One of the teachers I worked with at Hamamatsu Minami paints in his free time. It often seemed like several of the teachers had quite interesting personal lives that they never revealed to students - or even other teachers; this teacher a painter, another a jazz guitarist, another the head of the Japanese fan club for a Korean actor (admittedly, I find that one less cool than amusing. Incidentally, these teachers that have something outside of work that gives their lives meaning seem to be both better teachers as well as more agreeable people in general). I only found out about this teacher's painting after asking him specifically about what he had done one weekend, and he admitted it only furtively. Later he told me he paints regularly and has exhibitions in the city, and his wife is artistic as well: a published poet!
A couple weeks ago I received an invitation in the mail for an exhibition by his collective put on by the Tokyo Metropolitan Museum of Art, so I went to check it out. As it turns out, one of his three paintings won an award in the exhibition. I walked through and found all three, which were titled Expectation 1, 2, and 3, respectively. Frankly, I was shocked. The paintings are of a series that seem to be following the pregnancy of his wife (hence, "Expectation"), who had just recently given birth to a baby girl, their first child. This teacher is an unfailingly genial guy, and it often seems like there's a goofy kid stuck in that 40-year-old frame, and to be honest, I wasn't expecting such a naked (pun not intended) display of emotional depth. The light and color change across the series as the child in the woman grows, while images of chromosomes and a fetus are arranged in a sort of cosmic backdrop (Expectation 2 is the above picture, and Expectation can be seen here). I left the exhibit pleasantly surprised to see a new side of a friend, and with a renewed appreciation for how little others may reveal to us about their inner lives. (You can see a selection of his paintings here, at his personal site)

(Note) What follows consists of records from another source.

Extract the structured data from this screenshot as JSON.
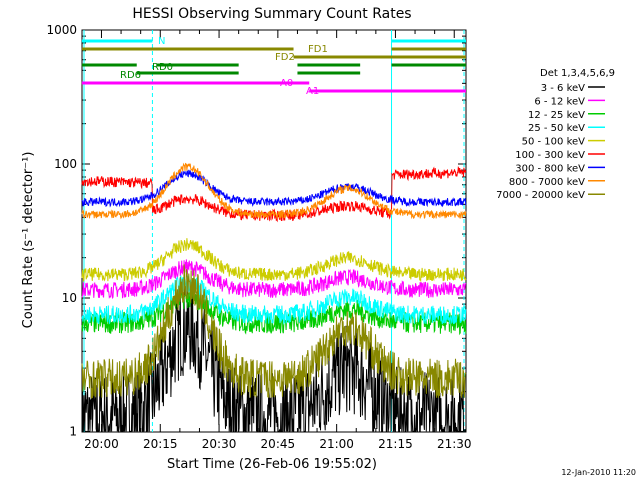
{
  "chart_data": {
    "type": "line",
    "title": "HESSI Observing Summary Count Rates",
    "xlabel": "Start Time (26-Feb-06 19:55:02)",
    "ylabel": "Count Rate (s⁻¹ detector⁻¹)",
    "y_scale": "log",
    "ylim": [
      1,
      1000
    ],
    "y_ticks": [
      {
        "value": 1,
        "label": "1"
      },
      {
        "value": 10,
        "label": "10"
      },
      {
        "value": 100,
        "label": "100"
      },
      {
        "value": 1000,
        "label": "1000"
      }
    ],
    "xlim": [
      "19:55:02",
      "21:33:00"
    ],
    "x_ticks": [
      "20:00",
      "20:15",
      "20:30",
      "20:45",
      "21:00",
      "21:15",
      "21:30"
    ],
    "legend_title": "Det 1,3,4,5,6,9",
    "series": [
      {
        "name": "3 - 6 keV",
        "color": "#000000",
        "shape": "hump",
        "base": 1.3,
        "peak": 6,
        "noise": 0.35
      },
      {
        "name": "6 - 12 keV",
        "color": "#ff00ff",
        "shape": "hump",
        "base": 11.5,
        "peak": 17,
        "noise": 0.06
      },
      {
        "name": "12 - 25 keV",
        "color": "#00cc00",
        "shape": "hump",
        "base": 6.5,
        "peak": 10,
        "noise": 0.08
      },
      {
        "name": "25 - 50 keV",
        "color": "#00ffff",
        "shape": "hump",
        "base": 7.5,
        "peak": 13,
        "noise": 0.07
      },
      {
        "name": "50 - 100 keV",
        "color": "#cccc00",
        "shape": "hump",
        "base": 15,
        "peak": 25,
        "noise": 0.05
      },
      {
        "name": "100 - 300 keV",
        "color": "#ff0000",
        "shape": "attenuated",
        "base": 72,
        "peak": 55,
        "noise": 0.04
      },
      {
        "name": "300 - 800 keV",
        "color": "#0000ff",
        "shape": "hump",
        "base": 52,
        "peak": 85,
        "noise": 0.03
      },
      {
        "name": "800 - 7000 keV",
        "color": "#ff8800",
        "shape": "hump",
        "base": 42,
        "peak": 95,
        "noise": 0.03
      },
      {
        "name": "7000 - 20000 keV",
        "color": "#888800",
        "shape": "hump",
        "base": 2.5,
        "peak": 13,
        "noise": 0.15
      }
    ],
    "flag_bars": [
      {
        "label": "N",
        "color": "#00ffff"
      },
      {
        "label": "FD1",
        "color": "#888800"
      },
      {
        "label": "FD2",
        "color": "#888800"
      },
      {
        "label": "RD0",
        "color": "#008800"
      },
      {
        "label": "RD6",
        "color": "#008800"
      },
      {
        "label": "A0",
        "color": "#ff00ff"
      },
      {
        "label": "A1",
        "color": "#ff00ff"
      }
    ],
    "footer_date": "12-Jan-2010 11:20"
  }
}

And as I left the exhibition, I noticed the showing in the main gallery: Masterpieces from the Philadelphia Museum of Art: Impressionism and Modern Art! This was surreal, since I had seen all these paintings about five years previously with my aunt, uncle, and cousin while visiting them in Philadelphia. To stumble upon them again in the middle of Tokyo was a treat.
And speaking of treats, this is what I found on my way outside the gates of the museum: Philly cheese steaks! A small van was parked right outside the entrance to the exhibit grilling up steaks for any takers, sponsored by the museum and thus, for all intents and purposes, an extension of the actual exhibit. A large poster alongside relayed the story of the steak for inquisitive Japanese minds: apparently it was developed by an Italian guy who sold hot dogs to taxi drivers in the 1930's. One day he tried thinly sliced meat along with grilled onions and cheese in a sandwich and the Philly Cheese Steak was born.
The last part of this surprisingly long and involved message on steaks - much longer and more prominent than the placards you might find regarding paintings in the museum - contains this final plea: "We sell these steaks to match the exhibit from the Philadelphia Museum of Art. The exquisite flavor combination of steak and cheese will call forth the spirit of Philadelphia to you, so please enjoy one in remembrance of your appreciation for the art here today."
Apparently, you can't really appreciate art from Philadelphia without a giant Philly sandwich jammed down your gullet. And that's not just my opinion, that's coming right from the Tokyo Metropolitan Museum of Art.